Meta introduces new genAI model for text, image generation
Adding to its range of generative artificial intelligence offerings, Meta has now introduced a new text-to-image and image-to-text generation tool called CM3leon. Pronounced as chameleon, the new tool achieves state-of-the-art performance in text-to-image generation despite being trained on five times less compute as compared to previous transformer-based methods, Meta said in a blog.
CM3leon's architecture is based on a decoder-only transformer, similar to other generative AI models like GPT-3, GPT–4, ChatGPT, and LaMDa. However, the ability to input and generate both text and images sets CM3leon apart from other text-based models, Meta claims.
Text-only generative models are tuned on a wide range of tasks to improve their ability to generate accurate results as per the instruction prompts. Image generation models, however, are generally specialised for particular tasks. For CM3leon, Meta engineers have applied large-scale multitask instruction tuning (generally used for text-only generative models) for both text and image generation. This allows improved performance on tasks like caption generation, visual question answering, text-based editing, and conditional image generation.
“With the goal of creating high-quality generative models, we believe CM3leon’s strong performance across a variety of tasks is a step toward higher-fidelity image generation and understanding. Models like CM3leon could ultimately help boost creativity and better applications in the metaverse,” the blog read.

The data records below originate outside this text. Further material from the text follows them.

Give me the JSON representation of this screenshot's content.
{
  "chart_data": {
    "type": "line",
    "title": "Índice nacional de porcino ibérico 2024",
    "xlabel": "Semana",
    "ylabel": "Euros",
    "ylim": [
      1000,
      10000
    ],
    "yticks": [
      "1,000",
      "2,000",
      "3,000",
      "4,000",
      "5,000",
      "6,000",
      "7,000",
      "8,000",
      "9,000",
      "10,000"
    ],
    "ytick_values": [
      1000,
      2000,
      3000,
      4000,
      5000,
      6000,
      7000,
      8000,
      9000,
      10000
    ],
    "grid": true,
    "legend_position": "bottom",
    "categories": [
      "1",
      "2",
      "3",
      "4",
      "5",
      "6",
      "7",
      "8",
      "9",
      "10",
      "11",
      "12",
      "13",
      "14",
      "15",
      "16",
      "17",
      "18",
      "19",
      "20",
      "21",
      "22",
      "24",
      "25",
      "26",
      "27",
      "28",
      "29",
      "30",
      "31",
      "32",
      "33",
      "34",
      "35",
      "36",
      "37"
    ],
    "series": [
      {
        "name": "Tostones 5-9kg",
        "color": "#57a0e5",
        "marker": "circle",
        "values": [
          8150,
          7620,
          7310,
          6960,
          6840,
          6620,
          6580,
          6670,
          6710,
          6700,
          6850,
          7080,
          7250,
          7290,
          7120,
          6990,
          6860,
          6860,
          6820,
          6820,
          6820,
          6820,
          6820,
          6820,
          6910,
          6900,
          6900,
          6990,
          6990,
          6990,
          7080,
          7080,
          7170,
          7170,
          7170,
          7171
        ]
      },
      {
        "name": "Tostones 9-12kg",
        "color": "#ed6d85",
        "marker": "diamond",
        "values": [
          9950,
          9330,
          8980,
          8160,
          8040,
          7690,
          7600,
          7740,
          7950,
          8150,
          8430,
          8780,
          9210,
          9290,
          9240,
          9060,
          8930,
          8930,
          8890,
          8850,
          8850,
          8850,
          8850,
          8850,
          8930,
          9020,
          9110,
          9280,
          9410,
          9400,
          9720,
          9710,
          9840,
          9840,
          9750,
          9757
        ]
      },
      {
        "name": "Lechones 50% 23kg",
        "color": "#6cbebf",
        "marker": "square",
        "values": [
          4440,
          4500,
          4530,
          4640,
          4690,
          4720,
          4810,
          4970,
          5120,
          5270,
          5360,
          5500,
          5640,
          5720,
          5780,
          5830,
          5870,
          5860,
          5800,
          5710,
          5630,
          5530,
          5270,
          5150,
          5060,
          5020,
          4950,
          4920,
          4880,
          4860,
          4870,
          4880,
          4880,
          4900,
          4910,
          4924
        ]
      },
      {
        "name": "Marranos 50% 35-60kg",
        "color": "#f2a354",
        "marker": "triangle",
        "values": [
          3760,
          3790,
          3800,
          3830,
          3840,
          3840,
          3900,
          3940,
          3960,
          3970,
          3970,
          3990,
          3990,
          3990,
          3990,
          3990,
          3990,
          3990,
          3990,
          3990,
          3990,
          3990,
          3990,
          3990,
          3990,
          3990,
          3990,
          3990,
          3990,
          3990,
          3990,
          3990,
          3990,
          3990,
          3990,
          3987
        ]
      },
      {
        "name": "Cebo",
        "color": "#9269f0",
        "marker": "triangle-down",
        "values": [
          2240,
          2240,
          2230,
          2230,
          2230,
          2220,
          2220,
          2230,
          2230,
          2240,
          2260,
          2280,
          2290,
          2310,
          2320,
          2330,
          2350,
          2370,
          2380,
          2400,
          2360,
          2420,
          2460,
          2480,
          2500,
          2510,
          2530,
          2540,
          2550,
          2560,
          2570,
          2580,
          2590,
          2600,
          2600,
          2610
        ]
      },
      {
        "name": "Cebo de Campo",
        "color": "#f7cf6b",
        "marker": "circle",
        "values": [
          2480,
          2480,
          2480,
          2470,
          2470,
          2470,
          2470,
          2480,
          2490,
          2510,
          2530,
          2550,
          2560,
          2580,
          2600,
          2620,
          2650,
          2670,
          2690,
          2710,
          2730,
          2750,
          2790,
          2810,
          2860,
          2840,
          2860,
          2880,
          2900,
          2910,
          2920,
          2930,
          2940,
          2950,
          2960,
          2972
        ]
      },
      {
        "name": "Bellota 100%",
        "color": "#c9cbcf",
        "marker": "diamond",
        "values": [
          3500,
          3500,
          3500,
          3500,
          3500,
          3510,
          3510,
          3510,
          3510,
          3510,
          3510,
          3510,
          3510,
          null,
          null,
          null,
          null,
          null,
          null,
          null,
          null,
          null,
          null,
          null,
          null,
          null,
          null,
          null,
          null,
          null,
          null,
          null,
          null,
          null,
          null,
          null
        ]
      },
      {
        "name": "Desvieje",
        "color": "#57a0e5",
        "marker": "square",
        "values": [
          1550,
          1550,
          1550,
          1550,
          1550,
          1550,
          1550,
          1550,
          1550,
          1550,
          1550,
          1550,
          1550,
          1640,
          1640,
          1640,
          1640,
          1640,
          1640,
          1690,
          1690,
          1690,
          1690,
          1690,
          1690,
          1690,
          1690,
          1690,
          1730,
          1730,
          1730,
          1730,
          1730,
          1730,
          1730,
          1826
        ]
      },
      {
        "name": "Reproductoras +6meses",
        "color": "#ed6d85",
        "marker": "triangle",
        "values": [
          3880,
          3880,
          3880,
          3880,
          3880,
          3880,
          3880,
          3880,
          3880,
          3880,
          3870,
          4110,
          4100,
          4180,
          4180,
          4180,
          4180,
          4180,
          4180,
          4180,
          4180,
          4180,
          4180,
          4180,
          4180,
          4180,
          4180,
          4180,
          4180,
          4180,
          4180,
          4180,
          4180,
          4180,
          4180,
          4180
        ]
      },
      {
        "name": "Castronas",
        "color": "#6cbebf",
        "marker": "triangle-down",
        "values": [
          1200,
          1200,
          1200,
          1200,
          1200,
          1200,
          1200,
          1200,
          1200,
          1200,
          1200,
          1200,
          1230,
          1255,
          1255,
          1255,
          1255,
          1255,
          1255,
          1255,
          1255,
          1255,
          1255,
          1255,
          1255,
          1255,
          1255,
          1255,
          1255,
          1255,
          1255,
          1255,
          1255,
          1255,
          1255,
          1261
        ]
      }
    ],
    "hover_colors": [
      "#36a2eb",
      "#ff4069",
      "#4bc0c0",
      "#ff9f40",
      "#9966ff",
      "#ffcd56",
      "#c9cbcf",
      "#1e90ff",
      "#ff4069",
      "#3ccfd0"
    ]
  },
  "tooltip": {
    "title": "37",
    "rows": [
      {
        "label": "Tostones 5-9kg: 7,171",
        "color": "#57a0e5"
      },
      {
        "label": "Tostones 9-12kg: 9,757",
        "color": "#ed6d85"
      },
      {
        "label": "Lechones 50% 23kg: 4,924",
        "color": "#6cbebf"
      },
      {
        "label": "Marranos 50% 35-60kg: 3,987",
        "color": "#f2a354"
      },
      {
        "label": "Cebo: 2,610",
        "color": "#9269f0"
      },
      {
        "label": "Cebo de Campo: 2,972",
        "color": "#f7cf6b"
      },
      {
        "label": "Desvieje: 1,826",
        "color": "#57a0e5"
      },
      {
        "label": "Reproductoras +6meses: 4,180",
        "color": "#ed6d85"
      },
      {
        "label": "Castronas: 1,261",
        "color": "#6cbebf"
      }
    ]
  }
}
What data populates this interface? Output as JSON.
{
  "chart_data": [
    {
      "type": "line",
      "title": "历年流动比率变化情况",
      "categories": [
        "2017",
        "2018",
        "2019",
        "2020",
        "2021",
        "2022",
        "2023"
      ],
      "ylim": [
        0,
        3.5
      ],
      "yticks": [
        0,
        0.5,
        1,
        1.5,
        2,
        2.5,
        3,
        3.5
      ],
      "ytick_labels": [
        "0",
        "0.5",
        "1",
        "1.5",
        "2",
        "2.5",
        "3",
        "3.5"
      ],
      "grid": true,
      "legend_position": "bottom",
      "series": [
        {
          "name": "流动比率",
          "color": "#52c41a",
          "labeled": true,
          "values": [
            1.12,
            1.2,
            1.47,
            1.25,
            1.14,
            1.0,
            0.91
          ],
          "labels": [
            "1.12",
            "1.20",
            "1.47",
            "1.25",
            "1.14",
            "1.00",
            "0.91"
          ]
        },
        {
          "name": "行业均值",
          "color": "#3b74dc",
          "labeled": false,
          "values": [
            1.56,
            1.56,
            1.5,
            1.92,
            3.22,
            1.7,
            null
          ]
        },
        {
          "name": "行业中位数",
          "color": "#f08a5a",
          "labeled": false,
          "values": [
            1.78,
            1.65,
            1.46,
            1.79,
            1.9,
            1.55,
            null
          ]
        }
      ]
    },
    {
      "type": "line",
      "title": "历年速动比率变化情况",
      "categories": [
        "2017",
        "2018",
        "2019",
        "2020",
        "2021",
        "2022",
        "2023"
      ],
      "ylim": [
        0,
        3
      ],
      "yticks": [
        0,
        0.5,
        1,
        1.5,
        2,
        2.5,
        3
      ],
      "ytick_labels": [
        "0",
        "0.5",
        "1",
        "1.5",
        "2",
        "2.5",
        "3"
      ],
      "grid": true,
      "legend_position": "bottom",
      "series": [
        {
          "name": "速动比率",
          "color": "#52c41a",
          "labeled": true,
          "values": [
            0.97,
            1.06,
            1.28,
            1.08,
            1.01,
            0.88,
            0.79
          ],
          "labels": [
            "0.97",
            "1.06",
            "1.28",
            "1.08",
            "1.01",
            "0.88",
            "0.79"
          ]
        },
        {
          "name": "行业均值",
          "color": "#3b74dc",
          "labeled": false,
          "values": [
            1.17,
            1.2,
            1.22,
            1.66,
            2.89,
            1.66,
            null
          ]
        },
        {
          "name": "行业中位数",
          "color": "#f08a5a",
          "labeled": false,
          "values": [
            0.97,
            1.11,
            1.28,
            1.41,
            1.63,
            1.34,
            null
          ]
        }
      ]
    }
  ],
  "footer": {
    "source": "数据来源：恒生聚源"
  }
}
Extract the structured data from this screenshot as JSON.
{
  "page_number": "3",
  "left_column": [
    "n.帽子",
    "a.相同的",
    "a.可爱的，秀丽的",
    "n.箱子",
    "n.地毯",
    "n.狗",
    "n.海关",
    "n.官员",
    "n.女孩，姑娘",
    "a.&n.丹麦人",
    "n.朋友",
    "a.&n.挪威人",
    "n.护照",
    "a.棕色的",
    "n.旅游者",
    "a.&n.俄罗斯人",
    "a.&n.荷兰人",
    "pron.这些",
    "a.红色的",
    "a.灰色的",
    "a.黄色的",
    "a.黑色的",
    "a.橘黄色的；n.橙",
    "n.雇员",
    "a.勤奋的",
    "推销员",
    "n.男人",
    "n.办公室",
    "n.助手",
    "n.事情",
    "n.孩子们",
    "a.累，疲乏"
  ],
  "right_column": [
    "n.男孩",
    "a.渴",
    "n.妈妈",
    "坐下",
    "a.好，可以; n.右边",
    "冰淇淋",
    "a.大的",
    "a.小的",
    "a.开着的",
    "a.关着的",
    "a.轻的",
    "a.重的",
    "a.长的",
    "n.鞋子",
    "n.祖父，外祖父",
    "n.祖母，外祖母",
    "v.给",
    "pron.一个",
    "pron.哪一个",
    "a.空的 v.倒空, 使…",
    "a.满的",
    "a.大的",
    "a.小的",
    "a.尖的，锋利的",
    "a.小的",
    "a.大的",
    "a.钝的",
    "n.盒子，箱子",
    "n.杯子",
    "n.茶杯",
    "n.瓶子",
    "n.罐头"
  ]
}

Last month, Meta announced a generative AI model called Voicebox for converting text to speech; it includes features to edit audio and work across languages.
The system has been trained on more than 50,000 hours of unfiltered audio. Specifically, Meta used recorded speech and transcripts from a bunch of public-domain audiobooks written in English, French, Spanish, German, Polish, and Portuguese. That diverse data set, according to Meta researchers, allows the system to “generate more conversational sounding speech, regardless of the languages spoken”.